This page is part of the web mail archives of SRFI 77 from before July 7th, 2015. The new archives for SRFI 77 are here. Eventually, the entire history will be moved there, including any new messages.
1. I now understand Egner et al.'s motivation of having (div x 0) => 0 and (mod x 0) => x. I still disagree with having it in a programming language; see (2).
2. If someone passes 0 as the second argument to a division/quotient/ remainder/modulo/div/mod operator, I think it is infinitely more likely to be an error than to mean return 0 (as div) or return the first argument (as mod), because the programmer was thinking of the result of the homomorphism of mapping the integers onto the quotient ring of the integers by the zero ideal (which again happens to be isomorphic to the integers).
3. I agree with Bawden and Egner et al. that there should be a division operator associated with the modulo operation, in the same way that current quotient is related to current remainder.
4. I cannot remember any argument to say that the modulo function (mod x n) with representatives from -n/2 (inclusive) to n/2 (exclusive) is of use in programs.
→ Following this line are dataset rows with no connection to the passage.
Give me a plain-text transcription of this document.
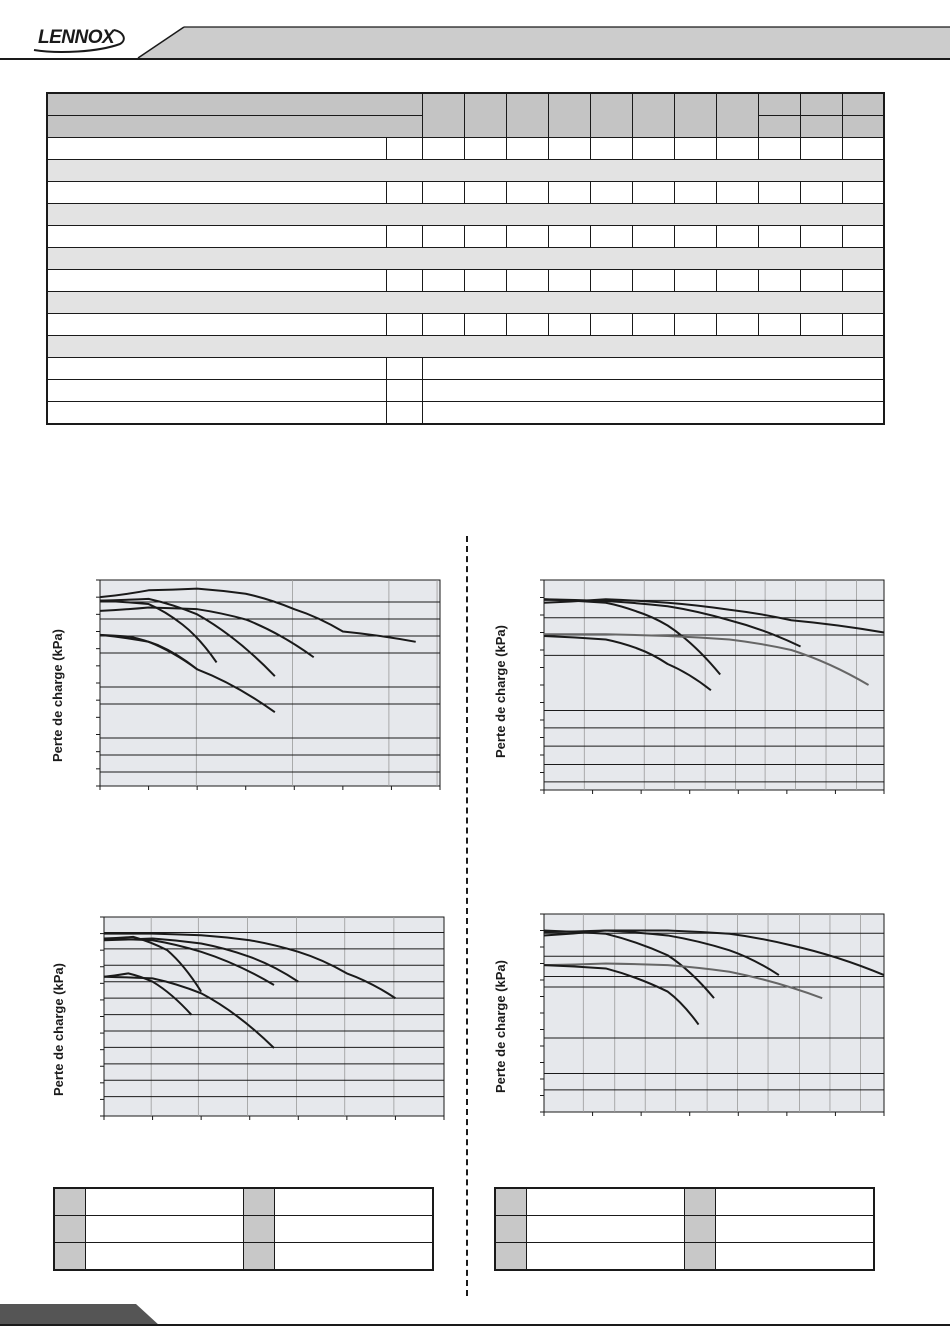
LENNOX

Perte de charge (kPa)	Perte de charge (kPa)
Perte de charge (kPa)	Perte de charge (kPa)
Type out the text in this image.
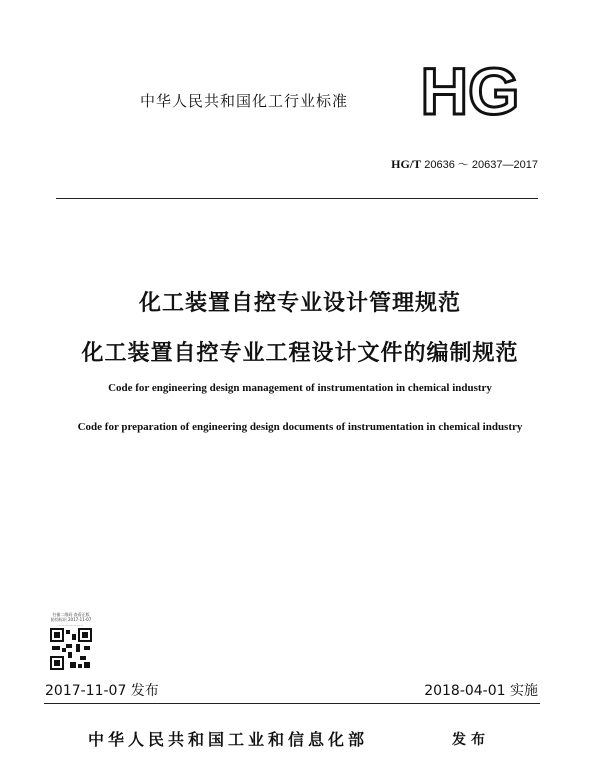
中华人民共和国化工行业标准 HG
HG/T 20636 ～ 20637—2017
化工装置自控专业设计管理规范
化工装置自控专业工程设计文件的编制规范
Code for engineering design management of instrumentation in chemical industry
Code for preparation of engineering design documents of instrumentation in chemical industry
扫描二维码 查看正版
防伪标识 2017-11-07
………………
2017-11-07 发布	2018-04-01 实施
中华人民共和国工业和信息化部	发布
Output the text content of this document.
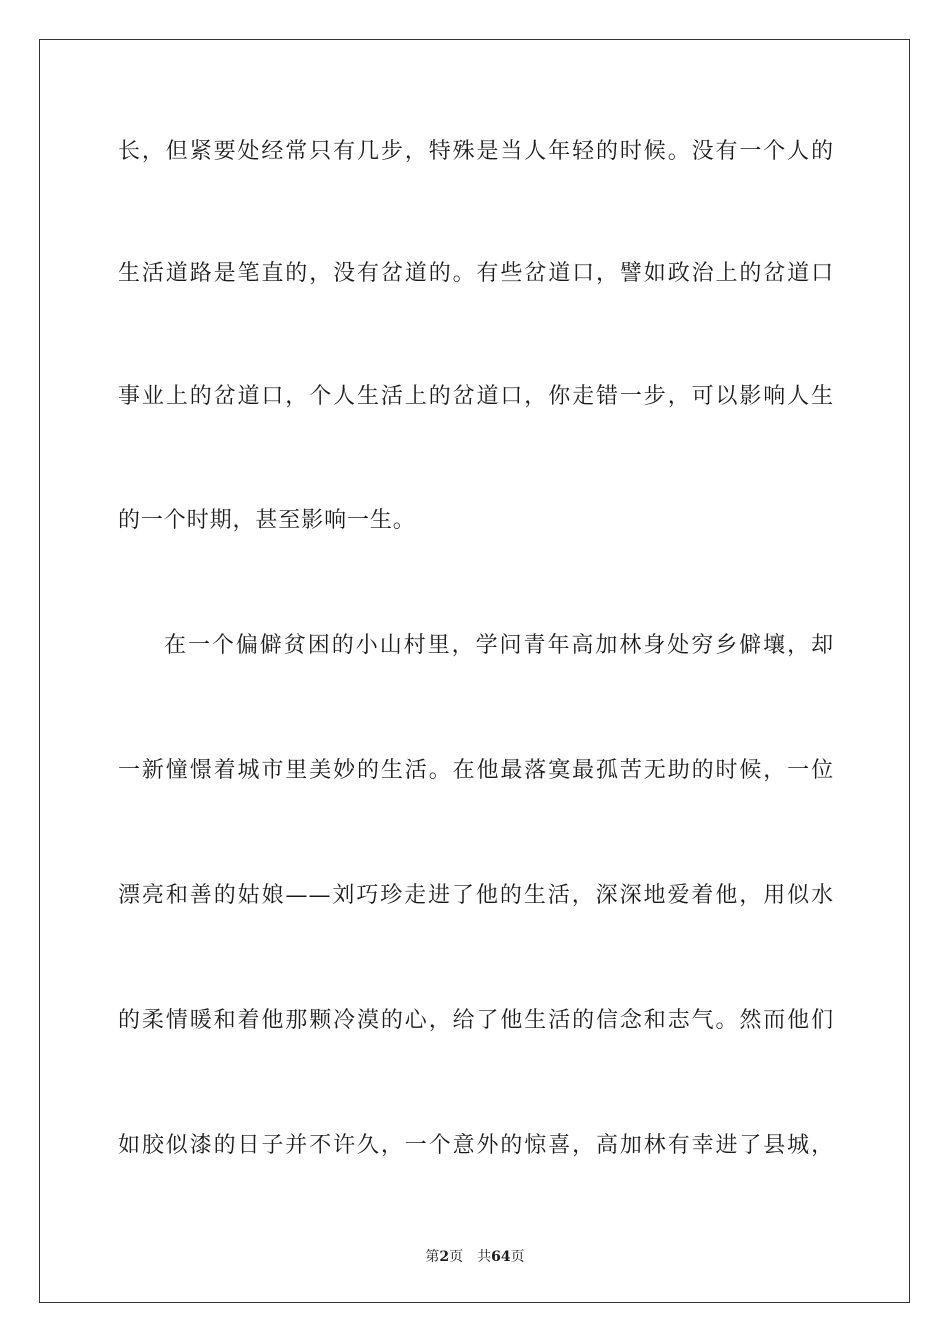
长，但紧要处经常只有几步，特殊是当人年轻的时候。没有一个人的
生活道路是笔直的，没有岔道的。有些岔道口，譬如政治上的岔道口
事业上的岔道口，个人生活上的岔道口，你走错一步，可以影响人生
的一个时期，甚至影响一生。
在一个偏僻贫困的小山村里，学问青年高加林身处穷乡僻壤，却
一新憧憬着城市里美妙的生活。在他最落寞最孤苦无助的时候，一位
漂亮和善的姑娘——刘巧珍走进了他的生活，深深地爱着他，用似水
的柔情暖和着他那颗冷漠的心，给了他生活的信念和志气。然而他们
如胶似漆的日子并不许久，一个意外的惊喜，高加林有幸进了县城，
第2页 共64页
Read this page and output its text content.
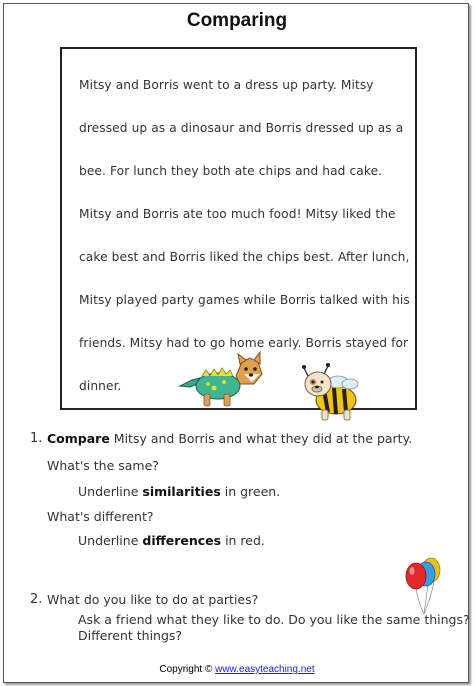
Comparing
Mitsy and Borris went to a dress up party. Mitsy
dressed up as a dinosaur and Borris dressed up as a
bee. For lunch they both ate chips and had cake.
Mitsy and Borris ate too much food! Mitsy liked the
cake best and Borris liked the chips best. After lunch,
Mitsy played party games while Borris talked with his
friends. Mitsy had to go home early. Borris stayed for
dinner.
1. Compare Mitsy and Borris and what they did at the party.
What's the same?
Underline similarities in green.
What's different?
Underline differences in red.
2. What do you like to do at parties?
Ask a friend what they like to do. Do you like the same things?
Different things?
Copyright © www.easyteaching.net
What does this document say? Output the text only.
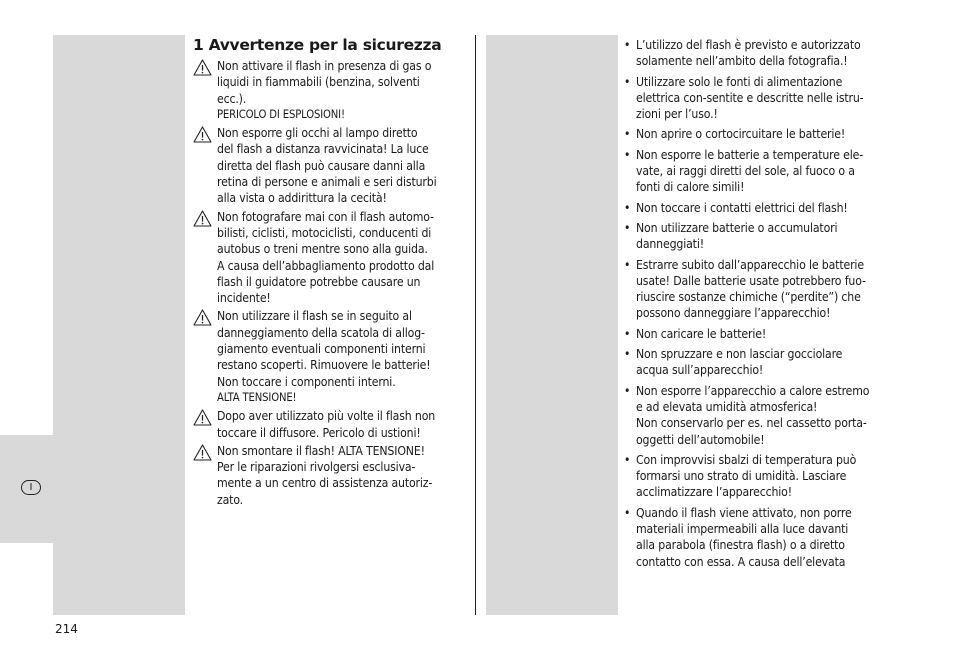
I
1 Avvertenze per la sicurezza
Non attivare il flash in presenza di gas o
liquidi in fiammabili (benzina, solventi
ecc.).
PERICOLO DI ESPLOSIONI!
Non esporre gli occhi al lampo diretto
del flash a distanza ravvicinata! La luce
diretta del flash può causare danni alla
retina di persone e animali e seri disturbi
alla vista o addirittura la cecità!
Non fotografare mai con il flash automo-
bilisti, ciclisti, motociclisti, conducenti di
autobus o treni mentre sono alla guida.
A causa dell’abbagliamento prodotto dal
flash il guidatore potrebbe causare un
incidente!
Non utilizzare il flash se in seguito al
danneggiamento della scatola di allog-
giamento eventuali componenti interni
restano scoperti. Rimuovere le batterie!
Non toccare i componenti interni.
ALTA TENSIONE!
Dopo aver utilizzato più volte il flash non
toccare il diffusore. Pericolo di ustioni!
Non smontare il flash! ALTA TENSIONE!
Per le riparazioni rivolgersi esclusiva-
mente a un centro di assistenza autoriz-
zato.
• L’utilizzo del flash è previsto e autorizzato
solamente nell’ambito della fotografia.!
• Utilizzare solo le fonti di alimentazione
elettrica con-sentite e descritte nelle istru-
zioni per l’uso.!
• Non aprire o cortocircuitare le batterie!
• Non esporre le batterie a temperature ele-
vate, ai raggi diretti del sole, al fuoco o a
fonti di calore simili!
• Non toccare i contatti elettrici del flash!
• Non utilizzare batterie o accumulatori
danneggiati!
• Estrarre subito dall’apparecchio le batterie
usate! Dalle batterie usate potrebbero fuo-
riuscire sostanze chimiche (“perdite”) che
possono danneggiare l’apparecchio!
• Non caricare le batterie!
• Non spruzzare e non lasciar gocciolare
acqua sull’apparecchio!
• Non esporre l’apparecchio a calore estremo
e ad elevata umidità atmosferica!
Non conservarlo per es. nel cassetto porta-
oggetti dell’automobile!
• Con improvvisi sbalzi di temperatura può
formarsi uno strato di umidità. Lasciare
acclimatizzare l’apparecchio!
• Quando il flash viene attivato, non porre
materiali impermeabili alla luce davanti
alla parabola (finestra flash) o a diretto
contatto con essa. A causa dell’elevata
214
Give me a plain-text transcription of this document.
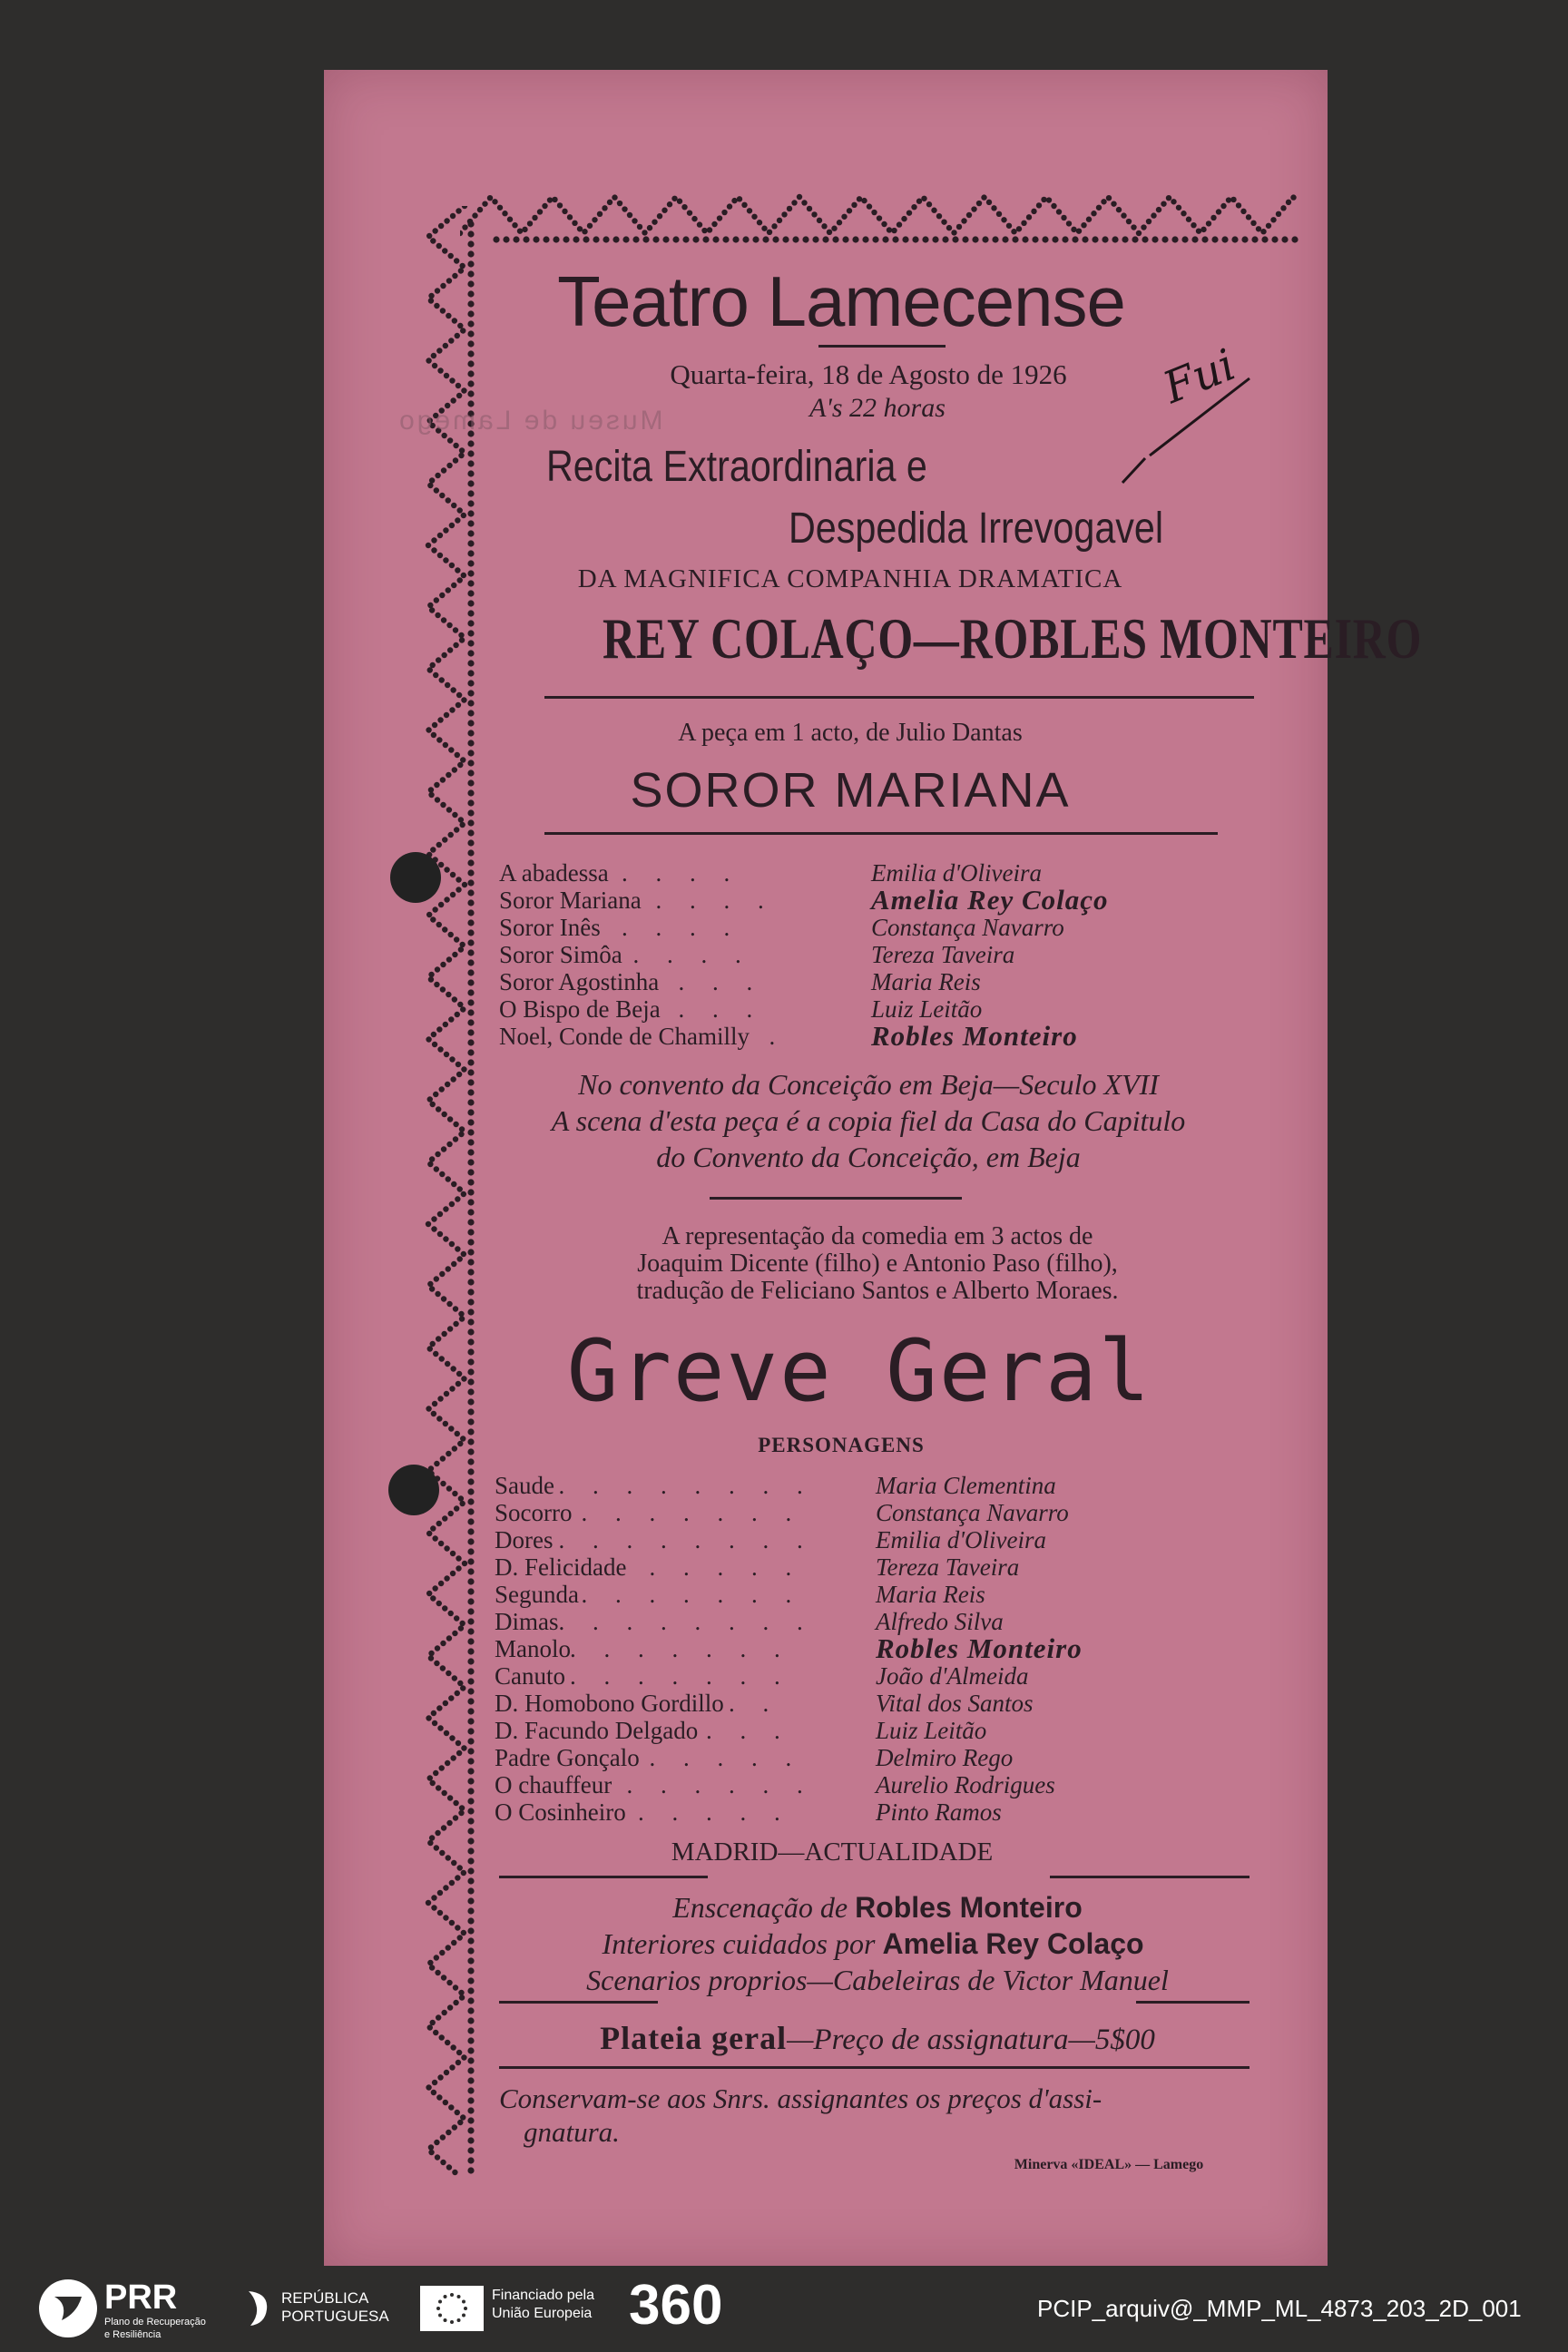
Museu de Lamego
Teatro Lamecense
Fui
Quarta-feira, 18 de Agosto de 1926
A's 22 horas
Recita Extraordinaria e
Despedida Irrevogavel
DA MAGNIFICA COMPANHIA DRAMATICA
REY COLAÇO—ROBLES MONTEIRO
A peça em 1 acto, de Julio Dantas
SOROR MARIANA
A abadessa . . . .	Emilia d'Oliveira
Soror Mariana . . . .	Amelia Rey Colaço
Soror Inês . . . .	Constança Navarro
Soror Simôa . . . .	Tereza Taveira
Soror Agostinha . . .	Maria Reis
O Bispo de Beja . . .	Luiz Leitão
Noel, Conde de Chamilly .	Robles Monteiro
No convento da Conceição em Beja—Seculo XVII
A scena d'esta peça é a copia fiel da Casa do Capitulo
do Convento da Conceição, em Beja
A representação da comedia em 3 actos de
Joaquim Dicente (filho) e Antonio Paso (filho),
tradução de Feliciano Santos e Alberto Moraes.
Greve Geral
PERSONAGENS
Saude . . . . . . . .	Maria Clementina
Socorro . . . . . . .	Constança Navarro
Dores . . . . . . . .	Emilia d'Oliveira
D. Felicidade . . . . .	Tereza Taveira
Segunda . . . . . . .	Maria Reis
Dimas . . . . . . . .	Alfredo Silva
Manolo . . . . . . .	Robles Monteiro
Canuto . . . . . . .	João d'Almeida
D. Homobono Gordillo . .	Vital dos Santos
D. Facundo Delgado . . .	Luiz Leitão
Padre Gonçalo . . . . .	Delmiro Rego
O chauffeur . . . . . .	Aurelio Rodrigues
O Cosinheiro . . . . .	Pinto Ramos
MADRID—ACTUALIDADE
Enscenação de Robles Monteiro
Interiores cuidados por Amelia Rey Colaço
Scenarios proprios—Cabeleiras de Victor Manuel
Plateia geral—Preço de assignatura—5$00
Conservam-se aos Snrs. assignantes os preços d'assi-
gnatura.
Minerva «IDEAL» — Lamego
PRR
Plano de Recuperação
e Resiliência
REPÚBLICA
PORTUGUESA
Financiado pela
União Europeia 360	PCIP_arquiv@_MMP_ML_4873_203_2D_001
I can't think of any examples where it's useful. Furthermore, the only reason I can remember which end of the interval containing the result is inclusive is because of an analogy with hardware implementations of twos complement arithmetic, so I think that perhaps there is no natural choice of which endpoint is inclusive.
5. I still really dislike choosing what operation is done by the sign of the second argument.
6. I think (quotient x n) => (round-to-zero (/ x n)) is a natural operator for those who've been taught long division in school; and so I find no problem with the associated operator (remainder x n) => (- x (* n (quotient x n))).
7. When n is positive, the (mathematical) modulo operation has the definition (modulo x n) => (- x (* n (floor (/ x n)))). The current definition in Scheme of modulo retains this definition for negative n, which I have no problem with (but I'm open to considering other options). So, like I said in (3) above, I would welcome a new operator that implements the operation (/ (- x (modulo x n)) n), whatever the definition of modulo.